23 de janeiro de 2013

Fahrenheit 451

Terminei ontem de ler o Fahrenheit 451. Gosto muito do jeito que o Ray Bradbury escreve, principalmente quando ele descreve os lugares usando sinestesias, ou descrevendo os cheiros e temperaturas. Gosto de como ele mistura o pensamento do Montag, personagem princial, na narrativa, faz a gente realmente mergulhar nos sentimentos, praticamente viver o que ela está vivendo.

E o que a gente vive em Fahrenheit é um futuro negro, onde a censura impera sobre os livros, que estão proibidos de serem lidos, e a televisão toma conta da criação do espetáculo que se confunde com a vida real dos "cidadãos comuns". Onde os bombeiros, profissão de Montag, ao invés de apagarem incêndios, queimam bibliotecas. A gente vive todo o processo de Montag, desde os acontecimentos que o despertam para uma nova visão de mundo, até o final muito bem colocado.

Mas uma das partes que mais me fez refletir foi o Coda, lá no finalzinho do livro. Bradbury levanta a questão sobre o quanto se deve interferir em material artístico, exemplificando com cartas que recebeu de minorias reclamando que em suas histórias faltavam, por exemplo, mulheres, ou que os negros não eram bem retratados, ou que a linguagem poderia influenciar alunos do colegial. Ele explica que se cada minoria pedir para que seja refeito o trabalho de acordo com suas preferências, o trabalho deixará de ser o que era. Será um corpo mutilado, sem pernas ou braços, sem a capacidade plena que possuía. E que não cabe a mais ninguém, além do autor, decidir como será esse corpo.

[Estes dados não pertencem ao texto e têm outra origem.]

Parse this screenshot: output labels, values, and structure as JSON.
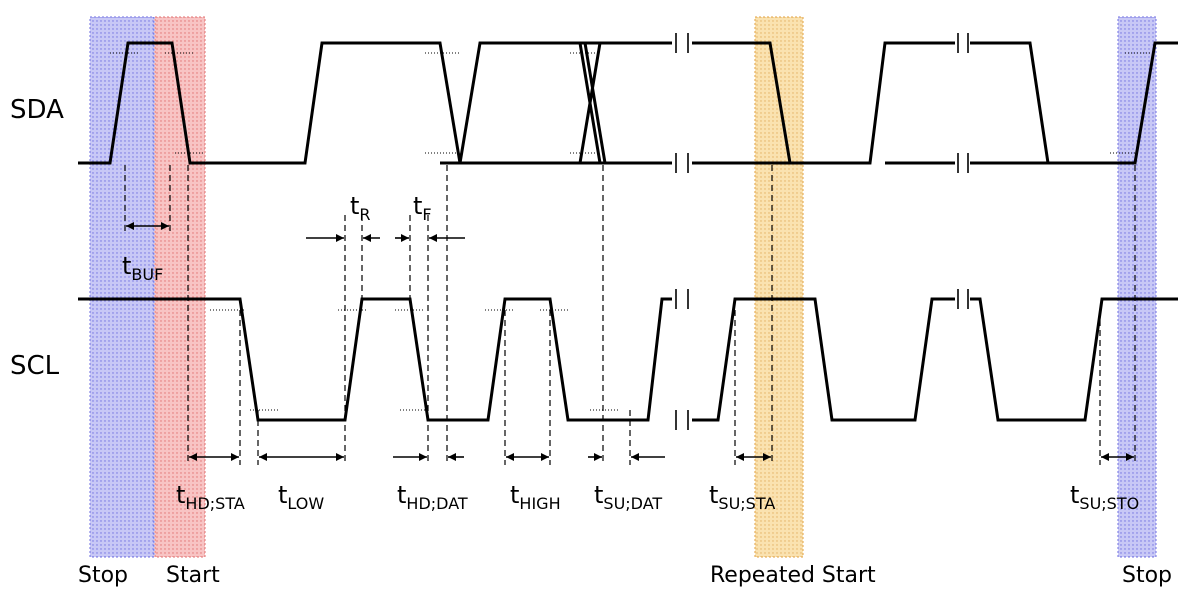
{
  "signals": {
    "sda": "SDA",
    "scl": "SCL"
  },
  "conditions": {
    "stop_left": "Stop",
    "start": "Start",
    "repeated_start": "Repeated Start",
    "stop_right": "Stop"
  },
  "timings": {
    "buf": {
      "t": "t",
      "sub": "BUF"
    },
    "r": {
      "t": "t",
      "sub": "R"
    },
    "f": {
      "t": "t",
      "sub": "F"
    },
    "hd_sta": {
      "t": "t",
      "sub": "HD;STA"
    },
    "low": {
      "t": "t",
      "sub": "LOW"
    },
    "hd_dat": {
      "t": "t",
      "sub": "HD;DAT"
    },
    "high": {
      "t": "t",
      "sub": "HIGH"
    },
    "su_dat": {
      "t": "t",
      "sub": "SU;DAT"
    },
    "su_sta": {
      "t": "t",
      "sub": "SU;STA"
    },
    "su_sto": {
      "t": "t",
      "sub": "SU;STO"
    }
  },
  "colors": {
    "stop_band": "#b8b8f4",
    "start_band": "#f6b4b4",
    "repeated_start_band": "#f8dca0"
  }
}
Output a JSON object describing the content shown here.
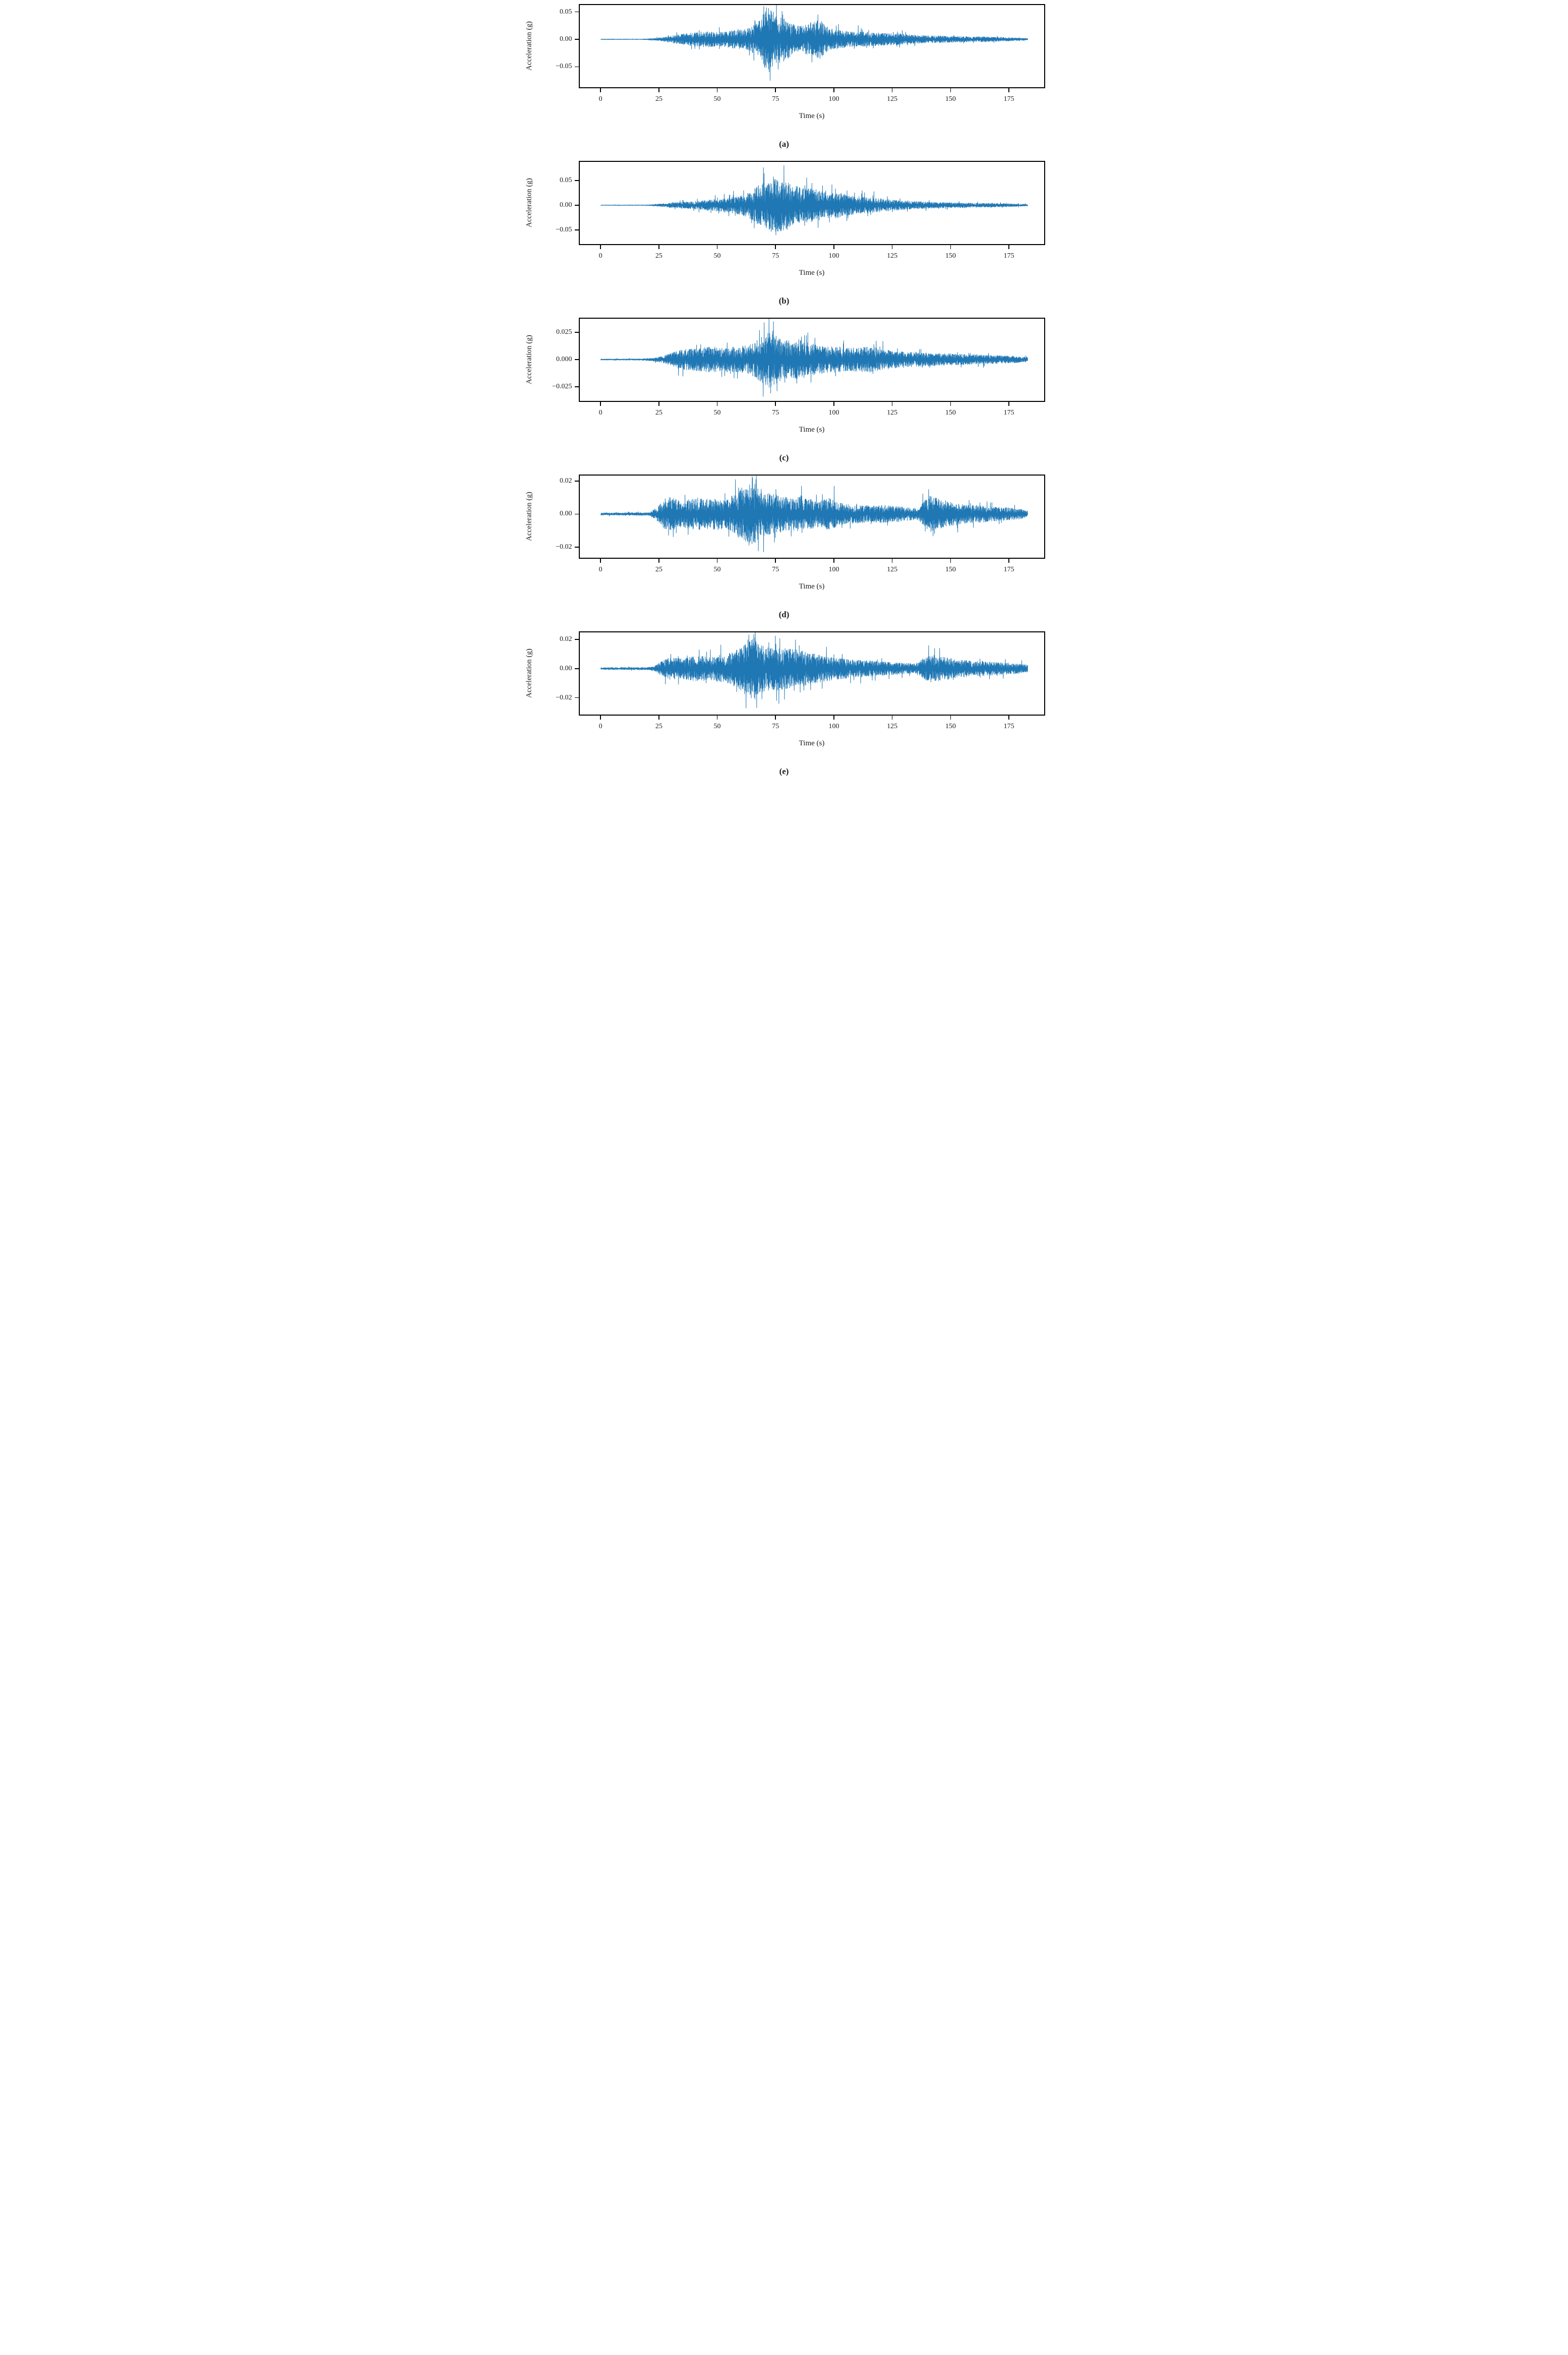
{
  "figure": {
    "background": "#ffffff",
    "axis_color": "#000000",
    "text_color": "#1a1a1a"
  },
  "chart_data": [
    {
      "id": "a",
      "type": "line",
      "caption": "(a)",
      "xlabel": "Time (s)",
      "ylabel": "Acceleration (g)",
      "x_ticks": [
        0,
        25,
        50,
        75,
        100,
        125,
        150,
        175
      ],
      "x_tick_labels": [
        "0",
        "25",
        "50",
        "75",
        "100",
        "125",
        "150",
        "175"
      ],
      "y_ticks": [
        0.05,
        0.0,
        -0.05
      ],
      "y_tick_labels": [
        "0.05",
        "0.00",
        "−0.05"
      ],
      "xlim": [
        -9,
        190
      ],
      "ylim": [
        -0.0875,
        0.0625
      ],
      "line_color": "#1f77b4",
      "grid": false,
      "legend": "none",
      "duration_s": 183,
      "quiet_until_s": 20,
      "peak_positive_g": 0.058,
      "peak_negative_g": -0.0755,
      "envelope_t_amp": [
        [
          0,
          0.0008
        ],
        [
          18,
          0.0008
        ],
        [
          22,
          0.002
        ],
        [
          27,
          0.004
        ],
        [
          32,
          0.008
        ],
        [
          38,
          0.012
        ],
        [
          45,
          0.015
        ],
        [
          52,
          0.013
        ],
        [
          58,
          0.018
        ],
        [
          63,
          0.02
        ],
        [
          67,
          0.03
        ],
        [
          70,
          0.05
        ],
        [
          72,
          0.062
        ],
        [
          75,
          0.045
        ],
        [
          78,
          0.042
        ],
        [
          82,
          0.03
        ],
        [
          86,
          0.025
        ],
        [
          90,
          0.032
        ],
        [
          94,
          0.036
        ],
        [
          98,
          0.02
        ],
        [
          105,
          0.015
        ],
        [
          112,
          0.014
        ],
        [
          120,
          0.012
        ],
        [
          128,
          0.011
        ],
        [
          135,
          0.008
        ],
        [
          142,
          0.007
        ],
        [
          150,
          0.006
        ],
        [
          158,
          0.005
        ],
        [
          165,
          0.005
        ],
        [
          172,
          0.004
        ],
        [
          178,
          0.003
        ],
        [
          183,
          0.002
        ]
      ],
      "peaks_t_g": [
        [
          71,
          0.058
        ],
        [
          72.6,
          -0.0755
        ],
        [
          70.2,
          -0.052
        ],
        [
          74,
          0.05
        ],
        [
          76,
          -0.055
        ],
        [
          78,
          0.045
        ],
        [
          66,
          0.035
        ],
        [
          90.5,
          -0.042
        ],
        [
          93,
          0.045
        ]
      ],
      "seed": 11
    },
    {
      "id": "b",
      "type": "line",
      "caption": "(b)",
      "xlabel": "Time (s)",
      "ylabel": "Acceleration (g)",
      "x_ticks": [
        0,
        25,
        50,
        75,
        100,
        125,
        150,
        175
      ],
      "x_tick_labels": [
        "0",
        "25",
        "50",
        "75",
        "100",
        "125",
        "150",
        "175"
      ],
      "y_ticks": [
        0.05,
        0.0,
        -0.05
      ],
      "y_tick_labels": [
        "0.05",
        "0.00",
        "−0.05"
      ],
      "xlim": [
        -9,
        190
      ],
      "ylim": [
        -0.079,
        0.088
      ],
      "line_color": "#1f77b4",
      "grid": false,
      "legend": "none",
      "duration_s": 183,
      "quiet_until_s": 21,
      "peak_positive_g": 0.081,
      "peak_negative_g": -0.055,
      "envelope_t_amp": [
        [
          0,
          0.0008
        ],
        [
          20,
          0.001
        ],
        [
          25,
          0.003
        ],
        [
          30,
          0.005
        ],
        [
          36,
          0.007
        ],
        [
          42,
          0.009
        ],
        [
          48,
          0.012
        ],
        [
          54,
          0.014
        ],
        [
          60,
          0.02
        ],
        [
          64,
          0.028
        ],
        [
          68,
          0.042
        ],
        [
          72,
          0.05
        ],
        [
          76,
          0.055
        ],
        [
          79,
          0.05
        ],
        [
          83,
          0.04
        ],
        [
          87,
          0.036
        ],
        [
          91,
          0.034
        ],
        [
          95,
          0.032
        ],
        [
          100,
          0.028
        ],
        [
          105,
          0.022
        ],
        [
          110,
          0.018
        ],
        [
          115,
          0.016
        ],
        [
          120,
          0.014
        ],
        [
          126,
          0.011
        ],
        [
          132,
          0.009
        ],
        [
          140,
          0.007
        ],
        [
          148,
          0.006
        ],
        [
          156,
          0.005
        ],
        [
          164,
          0.0045
        ],
        [
          172,
          0.004
        ],
        [
          178,
          0.003
        ],
        [
          183,
          0.002
        ]
      ],
      "peaks_t_g": [
        [
          78.5,
          0.081
        ],
        [
          70,
          0.065
        ],
        [
          74,
          0.058
        ],
        [
          73,
          -0.054
        ],
        [
          79.8,
          -0.05
        ],
        [
          76.5,
          -0.048
        ],
        [
          95,
          0.04
        ],
        [
          99,
          0.042
        ],
        [
          98,
          -0.035
        ],
        [
          112,
          0.03
        ],
        [
          117,
          0.028
        ]
      ],
      "seed": 22
    },
    {
      "id": "c",
      "type": "line",
      "caption": "(c)",
      "xlabel": "Time (s)",
      "ylabel": "Acceleration (g)",
      "x_ticks": [
        0,
        25,
        50,
        75,
        100,
        125,
        150,
        175
      ],
      "x_tick_labels": [
        "0",
        "25",
        "50",
        "75",
        "100",
        "125",
        "150",
        "175"
      ],
      "y_ticks": [
        0.025,
        0.0,
        -0.025
      ],
      "y_tick_labels": [
        "0.025",
        "0.000",
        "−0.025"
      ],
      "xlim": [
        -9,
        190
      ],
      "ylim": [
        -0.038,
        0.0375
      ],
      "line_color": "#1f77b4",
      "grid": false,
      "legend": "none",
      "duration_s": 183,
      "quiet_until_s": 20,
      "peak_positive_g": 0.035,
      "peak_negative_g": -0.031,
      "envelope_t_amp": [
        [
          0,
          0.0006
        ],
        [
          17,
          0.0008
        ],
        [
          22,
          0.0015
        ],
        [
          26,
          0.003
        ],
        [
          30,
          0.006
        ],
        [
          34,
          0.009
        ],
        [
          38,
          0.01
        ],
        [
          43,
          0.011
        ],
        [
          48,
          0.012
        ],
        [
          53,
          0.011
        ],
        [
          58,
          0.012
        ],
        [
          62,
          0.013
        ],
        [
          66,
          0.016
        ],
        [
          69,
          0.022
        ],
        [
          72,
          0.026
        ],
        [
          75,
          0.023
        ],
        [
          78,
          0.018
        ],
        [
          82,
          0.017
        ],
        [
          85,
          0.019
        ],
        [
          88,
          0.016
        ],
        [
          92,
          0.014
        ],
        [
          96,
          0.013
        ],
        [
          100,
          0.012
        ],
        [
          105,
          0.011
        ],
        [
          110,
          0.011
        ],
        [
          115,
          0.012
        ],
        [
          120,
          0.01
        ],
        [
          126,
          0.008
        ],
        [
          132,
          0.007
        ],
        [
          138,
          0.0065
        ],
        [
          144,
          0.006
        ],
        [
          150,
          0.0055
        ],
        [
          156,
          0.005
        ],
        [
          162,
          0.0045
        ],
        [
          168,
          0.004
        ],
        [
          174,
          0.0035
        ],
        [
          180,
          0.003
        ],
        [
          183,
          0.0025
        ]
      ],
      "peaks_t_g": [
        [
          70,
          0.034
        ],
        [
          74,
          0.035
        ],
        [
          72.8,
          -0.031
        ],
        [
          75.5,
          -0.029
        ],
        [
          68,
          0.027
        ],
        [
          86,
          0.021
        ],
        [
          84,
          -0.022
        ],
        [
          117,
          0.014
        ]
      ],
      "seed": 33
    },
    {
      "id": "d",
      "type": "line",
      "caption": "(d)",
      "xlabel": "Time (s)",
      "ylabel": "Acceleration (g)",
      "x_ticks": [
        0,
        25,
        50,
        75,
        100,
        125,
        150,
        175
      ],
      "x_tick_labels": [
        "0",
        "25",
        "50",
        "75",
        "100",
        "125",
        "150",
        "175"
      ],
      "y_ticks": [
        0.02,
        0.0,
        -0.02
      ],
      "y_tick_labels": [
        "0.02",
        "0.00",
        "−0.02"
      ],
      "xlim": [
        -9,
        190
      ],
      "ylim": [
        -0.0265,
        0.0233
      ],
      "line_color": "#1f77b4",
      "grid": false,
      "legend": "none",
      "duration_s": 183,
      "quiet_until_s": 21,
      "peak_positive_g": 0.022,
      "peak_negative_g": -0.0225,
      "envelope_t_amp": [
        [
          0,
          0.0008
        ],
        [
          21,
          0.001
        ],
        [
          24,
          0.004
        ],
        [
          27,
          0.009
        ],
        [
          29,
          0.011
        ],
        [
          31,
          0.01
        ],
        [
          34,
          0.008
        ],
        [
          38,
          0.009
        ],
        [
          42,
          0.01
        ],
        [
          46,
          0.009
        ],
        [
          50,
          0.01
        ],
        [
          54,
          0.009
        ],
        [
          57,
          0.012
        ],
        [
          60,
          0.016
        ],
        [
          63,
          0.018
        ],
        [
          66,
          0.019
        ],
        [
          68,
          0.016
        ],
        [
          71,
          0.013
        ],
        [
          74,
          0.012
        ],
        [
          78,
          0.011
        ],
        [
          82,
          0.01
        ],
        [
          86,
          0.012
        ],
        [
          90,
          0.009
        ],
        [
          94,
          0.008
        ],
        [
          98,
          0.01
        ],
        [
          102,
          0.007
        ],
        [
          107,
          0.006
        ],
        [
          112,
          0.0055
        ],
        [
          117,
          0.005
        ],
        [
          122,
          0.0055
        ],
        [
          127,
          0.005
        ],
        [
          132,
          0.004
        ],
        [
          136,
          0.0035
        ],
        [
          139,
          0.009
        ],
        [
          141,
          0.011
        ],
        [
          144,
          0.01
        ],
        [
          147,
          0.008
        ],
        [
          151,
          0.007
        ],
        [
          155,
          0.006
        ],
        [
          160,
          0.0055
        ],
        [
          165,
          0.005
        ],
        [
          170,
          0.0045
        ],
        [
          175,
          0.004
        ],
        [
          180,
          0.003
        ],
        [
          183,
          0.002
        ]
      ],
      "peaks_t_g": [
        [
          65,
          0.022
        ],
        [
          66.5,
          0.021
        ],
        [
          67.5,
          -0.0225
        ],
        [
          63.5,
          -0.019
        ],
        [
          86,
          0.017
        ],
        [
          100,
          0.017
        ],
        [
          75,
          0.015
        ],
        [
          59,
          0.016
        ],
        [
          140.5,
          0.015
        ],
        [
          143,
          -0.012
        ],
        [
          29,
          -0.013
        ]
      ],
      "seed": 44
    },
    {
      "id": "e",
      "type": "line",
      "caption": "(e)",
      "xlabel": "Time (s)",
      "ylabel": "Acceleration (g)",
      "x_ticks": [
        0,
        25,
        50,
        75,
        100,
        125,
        150,
        175
      ],
      "x_tick_labels": [
        "0",
        "25",
        "50",
        "75",
        "100",
        "125",
        "150",
        "175"
      ],
      "y_ticks": [
        0.02,
        0.0,
        -0.02
      ],
      "y_tick_labels": [
        "0.02",
        "0.00",
        "−0.02"
      ],
      "xlim": [
        -9,
        190
      ],
      "ylim": [
        -0.0316,
        0.0249
      ],
      "line_color": "#1f77b4",
      "grid": false,
      "legend": "none",
      "duration_s": 183,
      "quiet_until_s": 21,
      "peak_positive_g": 0.0235,
      "peak_negative_g": -0.027,
      "envelope_t_amp": [
        [
          0,
          0.0008
        ],
        [
          21,
          0.001
        ],
        [
          24,
          0.003
        ],
        [
          27,
          0.006
        ],
        [
          30,
          0.008
        ],
        [
          34,
          0.007
        ],
        [
          38,
          0.008
        ],
        [
          42,
          0.009
        ],
        [
          46,
          0.008
        ],
        [
          50,
          0.009
        ],
        [
          54,
          0.01
        ],
        [
          58,
          0.013
        ],
        [
          61,
          0.016
        ],
        [
          64,
          0.02
        ],
        [
          66,
          0.022
        ],
        [
          68,
          0.018
        ],
        [
          71,
          0.015
        ],
        [
          74,
          0.016
        ],
        [
          77,
          0.015
        ],
        [
          80,
          0.014
        ],
        [
          84,
          0.013
        ],
        [
          88,
          0.012
        ],
        [
          92,
          0.01
        ],
        [
          96,
          0.009
        ],
        [
          100,
          0.008
        ],
        [
          105,
          0.007
        ],
        [
          110,
          0.006
        ],
        [
          115,
          0.0055
        ],
        [
          120,
          0.005
        ],
        [
          125,
          0.0045
        ],
        [
          130,
          0.004
        ],
        [
          135,
          0.0035
        ],
        [
          139,
          0.008
        ],
        [
          141,
          0.01
        ],
        [
          144,
          0.009
        ],
        [
          147,
          0.008
        ],
        [
          151,
          0.007
        ],
        [
          155,
          0.006
        ],
        [
          160,
          0.0055
        ],
        [
          165,
          0.005
        ],
        [
          170,
          0.0045
        ],
        [
          175,
          0.004
        ],
        [
          179,
          0.0035
        ],
        [
          183,
          0.0025
        ]
      ],
      "peaks_t_g": [
        [
          65.5,
          0.0235
        ],
        [
          66.8,
          -0.027
        ],
        [
          63,
          0.02
        ],
        [
          69,
          -0.021
        ],
        [
          72,
          0.018
        ],
        [
          75,
          0.017
        ],
        [
          85,
          0.016
        ],
        [
          87,
          -0.015
        ],
        [
          140.5,
          0.016
        ],
        [
          143,
          0.014
        ],
        [
          30,
          0.01
        ]
      ],
      "seed": 55
    }
  ]
}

Isso entra em uma questão interessante. Na minha opinião, não se pode desmerecer um trabalho porque ele fala de aspectos negativos da sociedade. Não é porque o conteúdo da arte não está alinhado com o que acreditamos que ele não tenha nada a ser dito de relevante, ou de esteticamente belo. Não é plausível desejar que livros sejam refeitos, filmes sejam refilmados, porque não há mulheres suficientes (esse exemplo especificamente, porque me diz respeito e porque eu me importo com ele). Como acontece em Fahrenheit, os livros começaram a ser censurados porque as minorias retiravam uma parte aqui, outra ali, até que não restava alternativa além de queimar o livro inteiro para agradar à população.

A distopia de Bradbury era um mundo criado para evitar os conflitos, onde os habitantes da cidade de Montag desconheciam qualquer aspecto externo, onde ninguém podia ter tempo para parar, refletir, pensar na vida. As minorias, nesse caso, ao invés de informar ao resto, queriam eliminar o que não estavam de acordo. E por censura forçada, acabaria mesmo acontecendo a perda de qualquer forma de expressão, já que é impossível agradar a todos, seja nessa realidade ou na nossa.

Aqui no Brasil os bombeiros não queimam ao invés de apagar o fogo, mas isso não significa que devemos deixar passar o discurso preconceituoso ou limitante. Mas também não dá para querer que tudo seja reescrito, refeito, proibido. O que foi feito, já foi feito. Nosso dever, eu acho, é sempre observar, discutir, expor por que que tal e tal coisa são machistas, preconceituosas, ou o que for, e esperar que com a conscientização, as futuras obras sejam mais inclusivas, passo a passo. Já a responsabilidade do autor deve ser a de estar consciente das mensagens que passa, ou pelo menos, de que passa uma mensagem que afeta em muitos níveis a pessoa que o ler.

Nada tem só seu lado bom ou só seu lado ruim. O fogo que queimava e destruía tudo também servia para aquecer e confortar os homens, como Montag pode perceber. O importante é estar sempre aberto a refletir e evoluir. Coisa que esse livro oferece em milhões de momentos.

(Imagem: screen do filme com o mesmo nome, de 1966)

Um comentário:

  1. *-*
    não sabia disso, da minoria que gerou a censura. é legal pensar sobre isso, acho que hoje em dia estamos no caminho certo, criticando mas também fazendo melhor.
    isso me lembrou o que a gente conversou ontem, aliás, falei com a minha lindeza e ela discordou um pouco da gente, disse que apesar de não tirar a beleza da peça, é importante sim criticar e que a gente só não sentiu mais, pois já estava representada na peça e que a autora nada mais tem que um senso crítico mais apurado que o nosso, fez sentido :}
    o filme tem isso né, de mostrar o clássico de ignorance is bliss.
    e isso de interferir, acho que é tem q dar pitaco, reclamar, elogiar, deixar em aberto, mas aí entra naquela coisa de impor limite ou não a uma obra de arte. ou pelo menos definir o que é arte, mas é tão subjetivo.
    em community eles acabam criando um mascote bizarro justamente por não querem especificar uma pessoa aihshuishuia já viu esse?